En este punto parto de dos realidades paradójicas pero válidas:

  • La escuela hoy no te prepara para la vida (aunque debiera hacerlo).
  • Los exámenes no resultan una forma valiosa de preparación para sortear situaciones problemáticas. Solo se aprende a pasar un examen en una situación particular, que no es transferible mágicamente a ninguna otra.

Existen numerosas estrategias de evaluación que nos aportan información más valiosa y oportuna acerca del proceso de aprendizaje, cuando claramente los exámenes no lo hacen. Ellos ponen de manifiesto un estado artificial mediado por múltiples variables de contexto, que no refleja exactamente la situación de aprendizaje de quien ha sido evaluado.

Las mejores herramientas de evaluación son aquellas que nos permiten hacer un seguimiento cotidiano de los avances, problemas, errores, progresos, etc. de cada alumno. En este sentido, en primaria por ejemplo los cuadernos de clase son un indicador mucho más relevante del aprendizaje que las pruebas, aunque a la hora de calificar ocupen un lugar menor en la escala. En la secundaria contamos con múltiples oportunidades para conocer qué aprenden los chicos: el trabajo individual y grupal, la participación, los debates, las preguntas que hacen, etc. nos dan clara pauta de cómo comprenden y piensan. En el nivel inicial la observación y su registro son la clave mientras que el nivel superior, incluso en situaciones de masividad, podemos combinar todos instrumentos que hemos mencionado y complementarlos con producciones específicas vinculadas con la formación en el campo profesional de cada estudiante.

Si en las instituciones educativas conocemos y sabemos que todo esto existe: ¿por qué no se aplican? Esta pregunta me la hago y la hago permanentemente… Algunas de las explicaciones que circulan más frecuentemente son:

  • Que el régimen de evaluación burocráticamente instituido no lo permite, por lo que los docentes utilizan como escudo para reformular sus propuestas. Aunque nos obliguen a implementar exámenes, nadie nos fuerza a hacer meros chequeos de información y repetición de ideas de otros.
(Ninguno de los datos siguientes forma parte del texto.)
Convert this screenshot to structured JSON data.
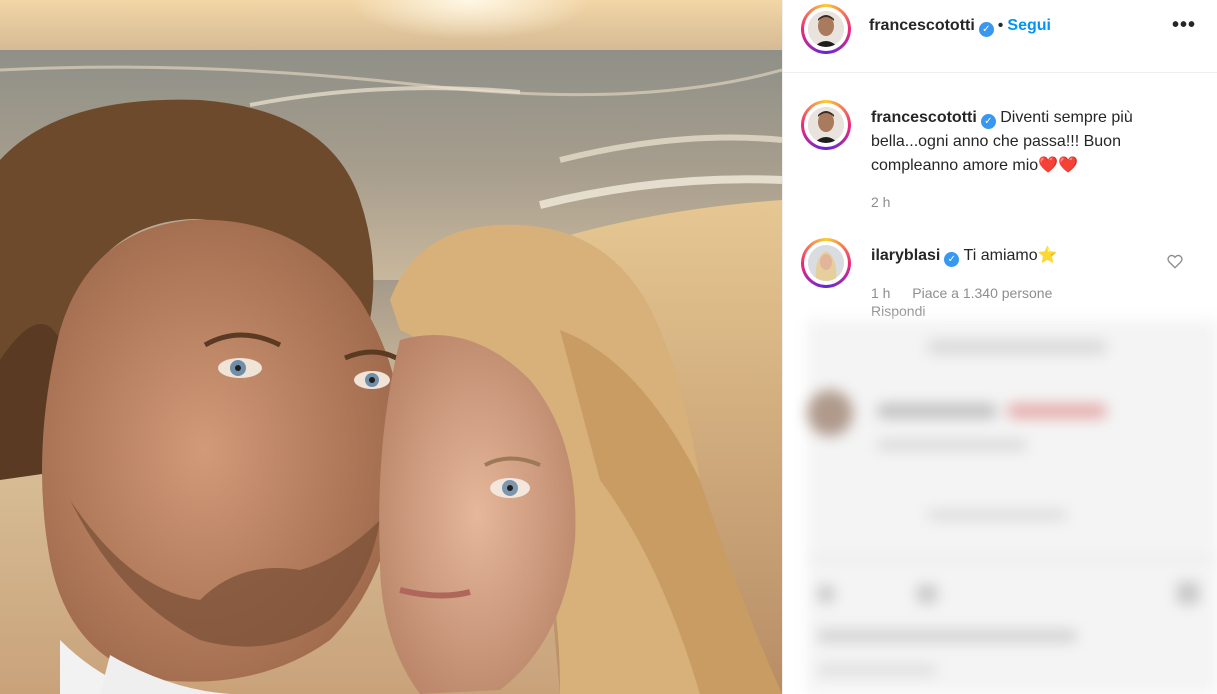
{
  "post": {
    "username": "francescototti",
    "follow_label": "Segui",
    "separator": "•",
    "more_label": "•••",
    "verified_glyph": "✓"
  },
  "caption": {
    "username": "francescototti",
    "text_line1": "Diventi sempre più",
    "text_line2": "bella...ogni anno che passa!!! Buon",
    "text_line3": "compleanno amore mio",
    "hearts": "❤️❤️",
    "time": "2 h"
  },
  "comment": {
    "username": "ilaryblasi",
    "text": "Ti amiamo",
    "emoji": "⭐",
    "time": "1 h",
    "likes": "Piace a 1.340 persone",
    "reply": "Rispondi"
  },
  "colors": {
    "accent": "#0095f6",
    "verified": "#3897f0",
    "text": "#262626",
    "muted": "#8e8e8e",
    "heart": "#ed4956"
  },
  "icons": {
    "verified": "verified-badge-icon",
    "like": "heart-outline-icon",
    "more": "more-options-icon"
  }
}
Incluso con esa forma de evaluación hay maneras de plantear diferente lo más recalcitrante de la enseñanza tradicional.
  • Que los docentes se resisten a cambiar, porque es más cómodo reproducir lo que siempre se hizo.
  • Que los padres reclaman que se apliquen cada vez más exámenes, con el objeto de «preparar» a los chicos.
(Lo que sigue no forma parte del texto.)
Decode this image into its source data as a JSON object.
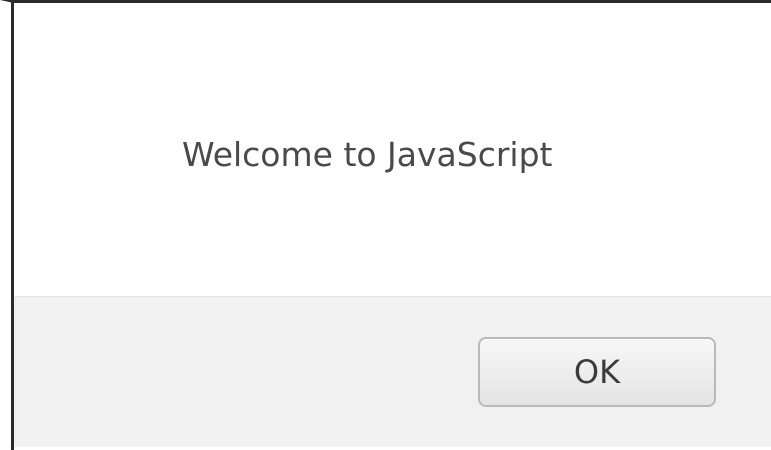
{
  "dialog": {
    "message": "Welcome to JavaScript",
    "ok_label": "OK"
  }
}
Todas pueden tener algo de cierto, pero coinciden en la posibilidad de ser superadas ante propuestas mejores.

Tal vez este tema no resultaría tan importante para pensar si no fuera por las consecuencias negativas y permanentes que su impacto produce.

Cotidianamente intercambio con adultos estudiantes de profesorado, cuyas experiencias traumáticas con la evaluación a lo largo de su trayectoria escolar han minado su autoconfianza y autoestima al punto tal de poner en juego su posibilidad de continuar con la carrera. Los «fantasmas» de la evaluación no les permiten seguir aprendiendo porque fueron «etiquetados» por ella de manera sancionadora y negativa a tal punto que no han podido revertir el peso de sus efectos para poder remontar su aprendizaje.
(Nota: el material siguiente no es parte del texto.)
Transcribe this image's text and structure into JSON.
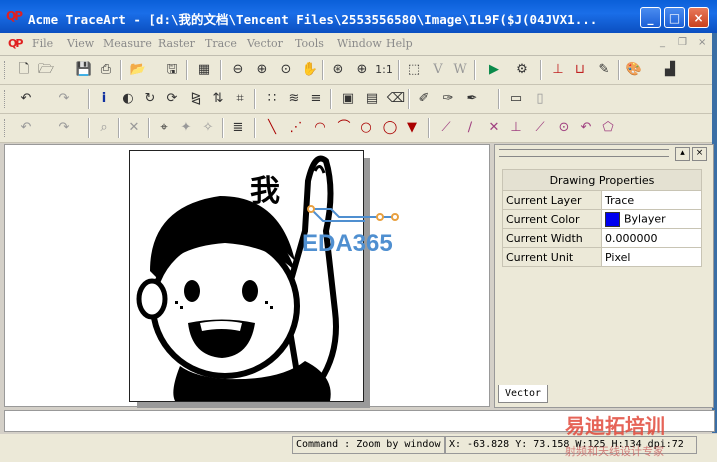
{
  "window": {
    "logo_text": "QP",
    "title": "Acme TraceArt - [d:\\我的文档\\Tencent Files\\2553556580\\Image\\IL9F($J(04JVX1...",
    "minimize": "_",
    "maximize": "□",
    "close": "×"
  },
  "menu": {
    "logo_text": "QP",
    "items": [
      "File",
      "View",
      "Measure",
      "Raster",
      "Trace",
      "Vector",
      "Tools",
      "Window",
      "Help"
    ],
    "mdi_min": "_",
    "mdi_restore": "❐",
    "mdi_close": "×"
  },
  "toolbar1": {
    "zoom_one": "1:1",
    "vector_v": "V",
    "vector_w": "W"
  },
  "panel": {
    "pin": "▴",
    "close": "×",
    "header": "Drawing Properties",
    "rows": [
      {
        "key": "Current Layer",
        "value": "Trace"
      },
      {
        "key": "Current Color",
        "value": "Bylayer"
      },
      {
        "key": "Current Width",
        "value": "0.000000"
      },
      {
        "key": "Current Unit",
        "value": "Pixel"
      }
    ],
    "tab": "Vector"
  },
  "colors": {
    "current_color_swatch": "#0000f0"
  },
  "canvas": {
    "image_text": "我"
  },
  "status": {
    "command": "Command : Zoom by window",
    "coords": "X: -63.828 Y: 73.158 W:125 H:134 dpi:72"
  },
  "watermarks": {
    "eda": "EDA365",
    "cn": "易迪拓培训",
    "cn_sub": "射频和天线设计专家"
  }
}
¿Cierra entonces la ecuación? ¿Años de un sistema de evaluación que conduce a muchísimos al fracaso y la imposibilidad de aprender no son suficientes para ponernos a pensar cómo revertir el sadismo con el que se ha implementado?

Evaluar solo con exámenes tradicionales es claramente un sistema en donde todos pierden y muchos sufren. No creo que la educación consista en esto y menos aún que los padres tengamos que sostener a los chicos para que «sobrevivan» a estas circunstancias. Compartir el proceso de aprendizaje, alentarlos a mejorar, orientarlos cuando piden ayuda suena mucho más razonable.

¿Por qué los docentes no encabezamos una iniciativa para desterrar las pruebas tradicionales?

¿Por qué los padres no alientan y apoyan este cambio que iría en la dirección de ayudar a los chicos a aprender mejor?

¿Por qué los responsables de los gestiones educativas no se hacen cargo del discurso pedagógico que detentan y modifican los regímenes oficiales tradicionales de evaluación?

No parece tan complejo: podría ser producto de un consenso que creo no tan difícil de lograr. Será hora de tomar decisiones, ¿no?